Sto tysięcy funkcjonariuszy przy trzydziestu siedmiu milionach obywateli to - zdaniem komendanta Roberta Żebrowskiego – stanowczo za mało. Policja jest skuteczna tylko wtedy, gdy dobrze współpracuje z lokalną społecznością. Jednak kolaboracja obywateli z władzą to temat niezwykle delikatny, szczególnie dla pamiętających czasy PRL, donosów i konfidentów.
Stawiają na donosy
Bezpieczeństwo to temat, który interesuje wszystkich i na który każdy ma coś do powiedzenia - zarówno ci, którzy za nie odpowiadają, jak i ci, którzy go oczekują. Na co dzień spotykamy się z sytuacjami, w których zagrożone jest życie, zdrowie lub mienie, czasami sami takie sytuacje prowokujemy. Tego rodzaju problemom poświęcona była piątkowa debata o bezpieczeństwie w Dobrem, która otworzyła tegoroczny cykl debat gminnych w powiecie mińskim. Frekwencja była niewielka i dobrze oddaje nastawienie mieszkańców do kwestii debat z policją.

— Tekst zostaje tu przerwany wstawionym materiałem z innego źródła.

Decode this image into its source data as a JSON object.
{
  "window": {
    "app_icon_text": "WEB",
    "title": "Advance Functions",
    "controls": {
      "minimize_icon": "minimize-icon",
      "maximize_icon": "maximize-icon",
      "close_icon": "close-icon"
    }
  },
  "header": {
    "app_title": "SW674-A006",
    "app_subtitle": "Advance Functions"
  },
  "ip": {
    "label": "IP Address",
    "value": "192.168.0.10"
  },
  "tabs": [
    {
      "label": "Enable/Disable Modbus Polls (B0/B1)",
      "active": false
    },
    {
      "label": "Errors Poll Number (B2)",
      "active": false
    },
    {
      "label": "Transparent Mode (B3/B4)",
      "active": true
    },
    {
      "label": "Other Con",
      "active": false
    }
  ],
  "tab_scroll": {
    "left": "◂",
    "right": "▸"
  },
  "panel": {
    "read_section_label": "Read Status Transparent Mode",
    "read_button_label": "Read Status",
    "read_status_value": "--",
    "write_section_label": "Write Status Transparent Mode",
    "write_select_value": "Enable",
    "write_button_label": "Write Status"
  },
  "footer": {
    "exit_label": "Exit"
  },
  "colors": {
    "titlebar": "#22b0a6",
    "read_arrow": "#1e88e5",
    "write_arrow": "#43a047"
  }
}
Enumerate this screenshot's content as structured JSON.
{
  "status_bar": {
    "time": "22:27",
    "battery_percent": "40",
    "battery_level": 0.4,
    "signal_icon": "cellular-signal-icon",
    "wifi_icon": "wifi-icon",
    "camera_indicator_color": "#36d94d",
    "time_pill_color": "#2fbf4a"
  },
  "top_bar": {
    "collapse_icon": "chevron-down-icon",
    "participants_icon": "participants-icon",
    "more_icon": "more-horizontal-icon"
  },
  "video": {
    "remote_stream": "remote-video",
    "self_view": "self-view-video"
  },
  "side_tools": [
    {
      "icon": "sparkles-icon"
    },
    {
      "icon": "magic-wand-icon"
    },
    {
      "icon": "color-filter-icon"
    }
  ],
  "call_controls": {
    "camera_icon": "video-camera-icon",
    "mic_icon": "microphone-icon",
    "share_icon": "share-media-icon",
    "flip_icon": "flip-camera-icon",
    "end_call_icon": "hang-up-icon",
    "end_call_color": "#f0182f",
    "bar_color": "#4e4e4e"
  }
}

Dobrzanie, którzy skorzystali z zaproszenia, wypełnili przygotowaną przez organizatorów ankietę, w której mogli ocenić stan gminnego bezpieczeństwa, a także wskazać sposoby i możliwości jego poprawy.
Statystyki przestępczości i wykroczeń w gminie w latach 2012/13 wypadły zadowalająco. Odnotowano spadek przestępstw z 94 do 74 zaistniałych zdarzeń. Niestety nie wyjaśniono, czy tendencja spadkowa jest wynikiem działań prewencyjnych policji, czy też szczęśliwym zrządzeniem losu. Ogólnie można powiedzieć, że gmina Dobre jest dość spokojnym terenem. Problemem jest przemoc w rodzinie, której statystyki rosną z roku na rok.
Komendant i inni prelegenci skierowali prośbę do obecnych na debacie mieszkańców, by informowali policję o wszystkich zdarzeniach związanych z zagrożeniem lokalnego bezpieczeństwa. Nie wskazano jednak, jak policja rozumie taką nową formułę wspólnych działań ze społeczeństwem. Może znowu bedą stawiać skrzynki na donosy?
Po wystąpieniach wywiązała się dyskusja. Dobrzanie pytali o formułę współpracy z policją, ponieważ część działań sugerowanych przez komendanta wydaje się stać w sprzeczności z obowiązującym prawem, co zauważył jeden z uczestników spotkania. Zwrócił uwagę, że teraz policja jest suto wspierana, zarówno przez rząd polski, jak i fundusze UE. To sprawia, że ma wszelkie środki i możliwości do spełniania swoich obowiązków. Obywatele natomiast oczekują, iż rozwiązaniem problemów z bezpieczeństwem nie będzie budowanie struktur rodem z minionej epoki lecz aktywne wykorzystanie ludzi i sprzętu.